Querying Multiple Repositories at Once
A quite useful feature of the tool is the ability to query multiple Git repositories at once. Sometimes I need to track what I did and when in different projects. Currently, I’m involved in several projects (actively contributing to around ~10), so I need a general overview of what I did in them and when.
Simply listing commits from all repositories
with ProjectsToAnalyze as (
select
dir2.FullName as FullName
from #os.directories('D:\repos', false) dir1
cross apply #os.directories(dir1.FullName, false) dir2
where
dir2.Name = '.git'
)
select
c.Message,
c.Author,
c.CommittedWhen
from ProjectsToAnalyze p cross apply #git.repository(p.FullName) r
cross apply r.Commits c
where c.AuthorEmail = 'my-email@email.ok'
order by c.CommitedWhen desc
I keep all repositories at the same level, and I identify whether a folder is a repository by checking for the existence of a .git
subfolder.
The CTE expression naturally returns matching folders:
FullName |
---|
D:\repos\Musoq.DataSources.git |
D:\repos\Musoq.git |
The second part lists all commits for the found repositories. Of course, in descending order as that’s likely what I’ll be most interested in.
p.RepositoryName | c.Message | c.Author | c.AuthorEmail | c.CommittedWhen |
---|---|---|---|---|
Musoq.DataSources | Update runtime, rework directories source, new tests for multi repo… | puchacz | puchala.czwa@gmail.com | 11/21/2024 21:50:25 |
Musoq | Merge remote-tracking branch ‘origin/master’ | puchacz | puchala.czwa@gmail.com | 11/13/2024 21:23:20 |
Musoq | Fixes around the documentation | puchacz | puchala.czwa@gmail.com | 11/13/2024 21:23:13 |
Musoq.DataSources | 1. Runtime Update 2. Git library update | puchacz | puchala.czwa@gmail.com | 11/11/2024 15:51:31 |
Musoq.DataSources | further git plugin implementations | puchacz | puchala.czwa@gmail.com | 11/09/2024 00:02:07 |
Musoq.DataSources | 1. Evaluator raised up + changes within git plugin | puchacz | puchala.czwa@gmail.com | 11/06/2024 23:54:05 |
How many commits do all repositories have
Sometimes we want to learn some basic statistics about repositories - how many commits they have, when was the last commit, who are the authors. We can do this with the following query:
with Repositories as (
select
dir2.FullName as GitPath,
dir2.Parent.Name as RepositoryName
from #os.directories('D:\repos', false) dir1
cross apply #os.directories(dir1.FullName, false) dir2
where
dir2.Name = '.git'
)
select
r.RepositoryName,
repo.Count(c.Sha) as CommitCount,
repo.Length(repo.Distinct(repo.Split(repo.AggregateValues(c.AuthorEmail), ','))) as AuthorsCount,
repo.StringsJoin(',', repo.Distinct(repo.Split(repo.AggregateValues(c.AuthorEmail), ','))) as Authors,
repo.MaxDateTimeOffset(c.CommittedWhen) as LastCommitDate
from Repositories r
cross apply #git.repository(r.GitPath) repo
cross apply repo.Commits c
group by r.RepositoryName
order by repo.Count(c.Sha) desc
r.RepositoryName | CommitCount | AuthorsCount | Authors | LastCommitDate |
---|---|---|---|---|
Musoq | 529 | 7 | pu…ail.com,pu…om,4969…github.com,jth…com,… | 11/19/2024 06:23:14 |
Musoq.DataSources | 70 | 2 | pu…@gmail.com,pu…@gmail.com | 11/21/2024 21:50:25 |
Worth noting here is the somewhat enigmatic:
repo.Length(repo.Distinct(repo.Split(repo.AggregateValues(c.AuthorEmail), ','))) as AuthorsCount,
and
repo.StringsJoin(',', repo.Distinct(repo.Split(repo.AggregateValues(c.AuthorEmail), ',')))

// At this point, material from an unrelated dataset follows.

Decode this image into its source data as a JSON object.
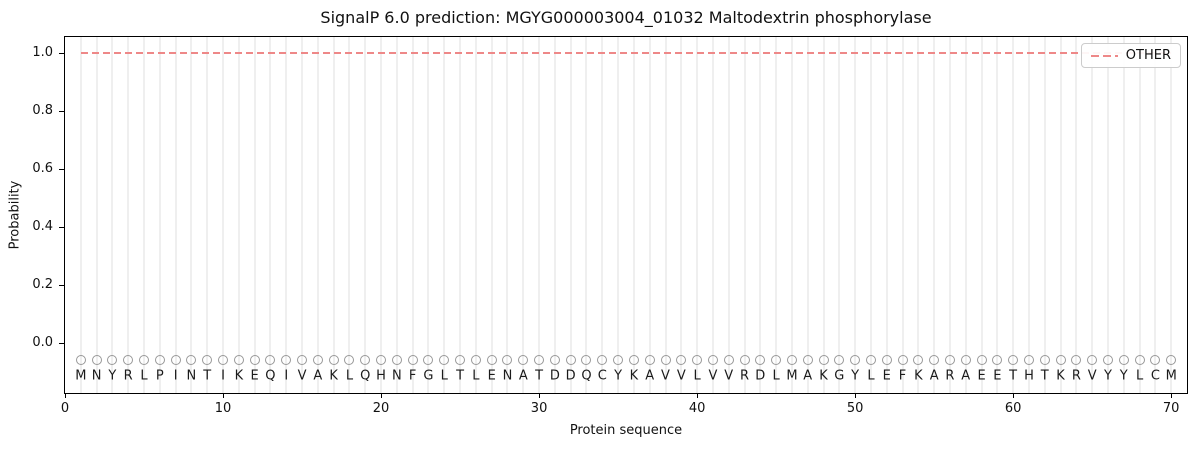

which is simply a workaround for the current lack of support for the distinct
operator. I therefore used the aggregating method AggregateValues(...)
to join all emails in a given repository, then this aggregated string was split using the Split
method which transformed the string into an array of strings, and using the Distinct
method our emails were limited to only unique ones. On this we can count either Length
or StringsJoin
which counts how many elements are in the array and joins the array of strings using a comma character.